The uri attribute accepts a URI template such as docs://{topic} or data://articles/{topic}. Every {variable_name} placeholder inside the template is automatically extracted at request time and passed to the decorated function as a parameter of type String. The function parameter name must match the template variable name exactly — the macro uses the name to route captured substrings into the correct argument slot. You never have to parse the URI yourself.

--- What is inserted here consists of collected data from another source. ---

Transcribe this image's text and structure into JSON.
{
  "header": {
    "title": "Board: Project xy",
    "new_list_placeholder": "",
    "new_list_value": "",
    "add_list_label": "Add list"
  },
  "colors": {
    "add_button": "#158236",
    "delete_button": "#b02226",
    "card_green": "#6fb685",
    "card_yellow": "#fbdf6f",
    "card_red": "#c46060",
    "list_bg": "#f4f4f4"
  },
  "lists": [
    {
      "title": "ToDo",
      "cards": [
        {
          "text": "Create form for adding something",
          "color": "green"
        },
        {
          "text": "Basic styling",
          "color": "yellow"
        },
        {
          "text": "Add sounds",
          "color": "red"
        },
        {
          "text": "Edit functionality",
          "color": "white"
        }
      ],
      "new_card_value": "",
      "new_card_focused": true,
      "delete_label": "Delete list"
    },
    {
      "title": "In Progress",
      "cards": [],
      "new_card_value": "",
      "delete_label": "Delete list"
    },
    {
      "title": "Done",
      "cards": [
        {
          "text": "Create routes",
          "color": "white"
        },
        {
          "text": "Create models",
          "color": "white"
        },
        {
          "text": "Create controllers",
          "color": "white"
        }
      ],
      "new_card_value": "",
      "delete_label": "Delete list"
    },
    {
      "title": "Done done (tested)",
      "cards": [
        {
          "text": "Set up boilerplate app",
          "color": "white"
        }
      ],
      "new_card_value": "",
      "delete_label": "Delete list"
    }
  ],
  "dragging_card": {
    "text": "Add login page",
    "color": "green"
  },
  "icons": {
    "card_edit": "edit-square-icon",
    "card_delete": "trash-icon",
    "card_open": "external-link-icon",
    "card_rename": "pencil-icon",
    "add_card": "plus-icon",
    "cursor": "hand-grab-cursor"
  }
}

For example, a resource declared as:

#[mcp_resource(uri = "docs://{topic}", description = "Documentation pages")]
async fn read_doc(topic: String) -> pmcp::Result<String> { ... }

will receive the topic segment of a request URI like docs://rust-macros bound directly to the topic: String parameter. Multiple placeholders are supported — declare one String parameter per {variable_name} in the template.

§Example

// Note: direct import until the `mcp_resource` re-export gap is closed.
use pmcp_macros::mcp_resource;

#[mcp_resource(uri = "docs://{topic}", description = "Documentation pages")]
async fn read_doc(topic: String) -> pmcp::Result<String> {
    Ok(format!("# {topic}\n\nDocumentation content for `{topic}`."))
}

fn main() {
    // `read_doc()` is a zero-arg constructor that returns a resource provider.
    // Register it with `ResourceCollection::new().add_dynamic_provider(Arc::new(read_doc()))`
    // and hand the collection to the server via `.resources(collection)`.
    let _provider = read_doc();
}

Resources also support State<T> injection the same way tools and prompts do — declare db: State<MyDatabase> alongside the template-variable parameters and the SDK wires the shared state in at registration time.

§Feature flags

The macros feature flag on pmcp exists so users who do not need proc-macro machinery can ship with a smaller compile surface. If you want any of the four macros, enable macros. There is no reason to add pmcp-macros as a direct dependency — always route through pmcp’s feature flag.

§License

MIT — see https://github.com/paiml/pmcp/blob/main/LICENSE

Attribute Macros§

mcp_prompt
Defines a prompt handler with automatic argument schema generation.
mcp_resource
Defines a resource provider with automatic URI template matching.
mcp_server
Collects #[mcp_tool] and #[mcp_prompt] methods from an impl block and generates handlers plus bulk registration.
mcp_tool
Defines an MCP tool with automatic schema generation and state injection.